Time will tell if PTI sticks to what it claims. Now in another turn of events Jamat e Islami is getting closer with PML-N, a force well-known for being an important part of status-quo along with two other pillars including PPP and establishment.
This development is interesting as according to the news reports, Farid Paracha of Jamat e Islami said,“All the PML-Q has been renamed as PTI. If we have to work with these corrupt people, there is no need to get closer to the PTI.”
This line of argument is interesting from Jamat e Islami’s senior leader. JI is criticizing PTI for including those who are joining the party after accepting PTI’s agenda on USA war on terror, corruption,judiciary etc. Also these people are joining PTI after knowing the fact that their assets and credibility will be scruitinized before giving them party tickets.
On the other hand JI prefers to be partners with a party which is itself an important part of status-quo and has a good history of corrupt power politics (JI’s past statements are also there on this). It was evident from the JI’s recent social media campaign that the people in JI who support PML-N and JUI-F are not happy with PTI’s growing popularity and a possible conflict of interest in the form of some common vote bank or supporter base especially anti-war on terror votebank.
If we talk about fundamentals, PML-N supported operations in Sawat and tribal areas, and played its double role in judiciary movement. Also the possibility of them having a clear stance on corruption is very limited, if we look at their past tenures in federal government.
But still they are eligible for being a partner in the eyes of JI’s senior leader despite former accusations by JI on PML-N for playing the role of a friendly opposition.
So far there are no clear statements on the recent developments between PTI and JI relationship by their top most leaderships. According to news reports, they are expected to meet soon to discuss recent developments in Pakistani politics and way forward with each other.
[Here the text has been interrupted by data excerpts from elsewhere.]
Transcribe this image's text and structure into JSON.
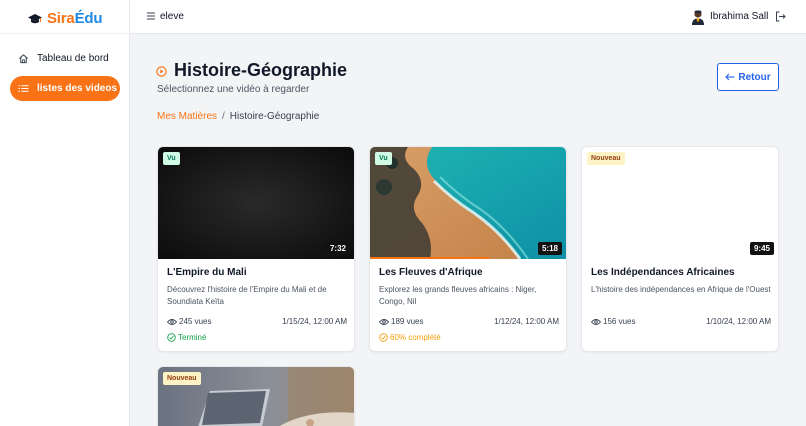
{
  "brand": {
    "name_part1": "Sira",
    "name_part2": "Édu"
  },
  "sidebar": {
    "items": [
      {
        "label": "Tableau de bord",
        "icon": "home-icon",
        "active": false
      },
      {
        "label": "listes des videos",
        "icon": "list-icon",
        "active": true
      }
    ]
  },
  "topbar": {
    "title": "eleve",
    "user_name": "Ibrahima Sall"
  },
  "page": {
    "title": "Histoire-Géographie",
    "subtitle": "Sélectionnez une vidéo à regarder",
    "back_label": "Retour"
  },
  "breadcrumb": {
    "link": "Mes Matières",
    "separator": "/",
    "current": "Histoire-Géographie"
  },
  "videos": [
    {
      "badge": "Vu",
      "duration": "7:32",
      "title": "L'Empire du Mali",
      "description": "Découvrez l'histoire de l'Empire du Mali et de Soundiata Keïta",
      "views": "245 vues",
      "date": "1/15/24, 12:00 AM",
      "status": "Terminé"
    },
    {
      "badge": "Vu",
      "duration": "5:18",
      "title": "Les Fleuves d'Afrique",
      "description": "Explorez les grands fleuves africains : Niger, Congo, Nil",
      "views": "189 vues",
      "date": "1/12/24, 12:00 AM",
      "status": "60% complété",
      "progress": 0.6
    },
    {
      "badge": "Nouveau",
      "duration": "9:45",
      "title": "Les Indépendances Africaines",
      "description": "L'histoire des indépendances en Afrique de l'Ouest",
      "views": "156 vues",
      "date": "1/10/24, 12:00 AM",
      "status": ""
    },
    {
      "badge": "Nouveau"
    }
  ],
  "colors": {
    "accent": "#f97316",
    "primary": "#2563eb",
    "done": "#16a34a",
    "in_progress": "#f59e0b"
  }
}
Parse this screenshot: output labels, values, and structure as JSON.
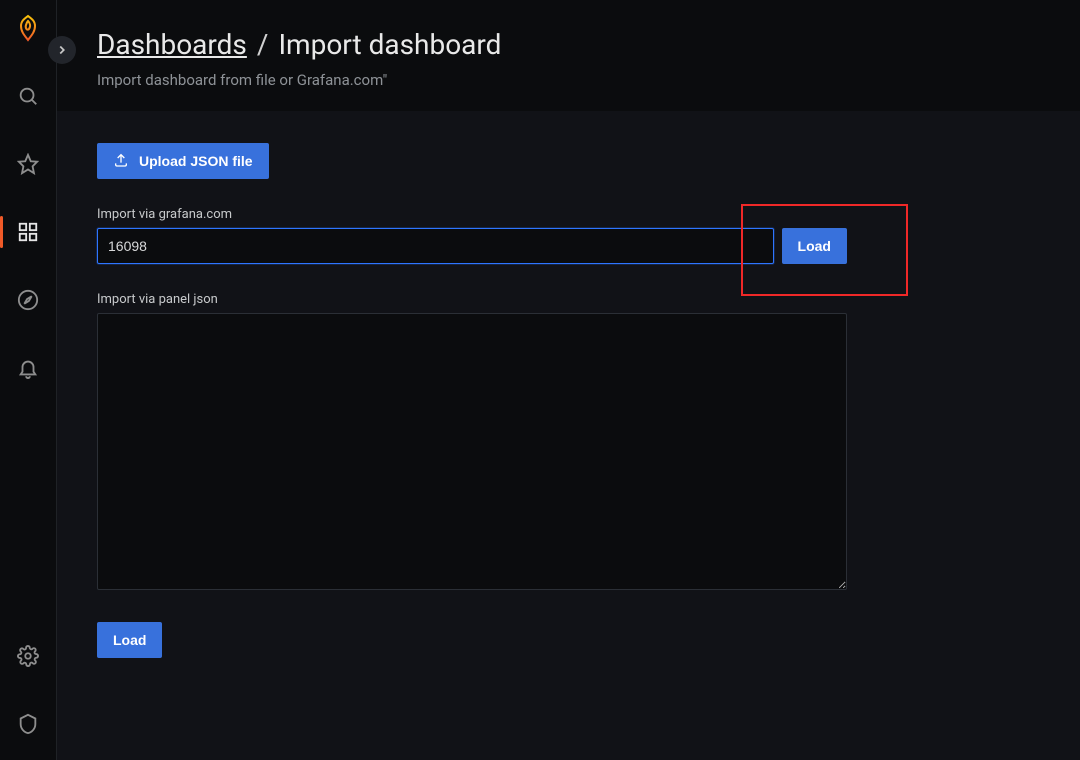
{
  "breadcrumb": {
    "root": "Dashboards",
    "separator": "/",
    "current": "Import dashboard"
  },
  "subtitle": "Import dashboard from file or Grafana.com\"",
  "buttons": {
    "upload": "Upload JSON file",
    "load_inline": "Load",
    "load_bottom": "Load"
  },
  "fields": {
    "grafana_label": "Import via grafana.com",
    "grafana_value": "16098",
    "json_label": "Import via panel json",
    "json_value": ""
  }
}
I hope they will keep fundamental issues like war on terror, corrution, indepndent judiciary, missing persons and independent foreign policy in mind before taking any major decision. This is a make or break time for Pakistani politics as new developments are taking place in neighbouring Afghanistan and a new wave of change in Pakistan is knocking our doors.
Will PTI and JI compromise their fundamental stances over some tactical politics? Their answer may determine the future course of our country and its politics.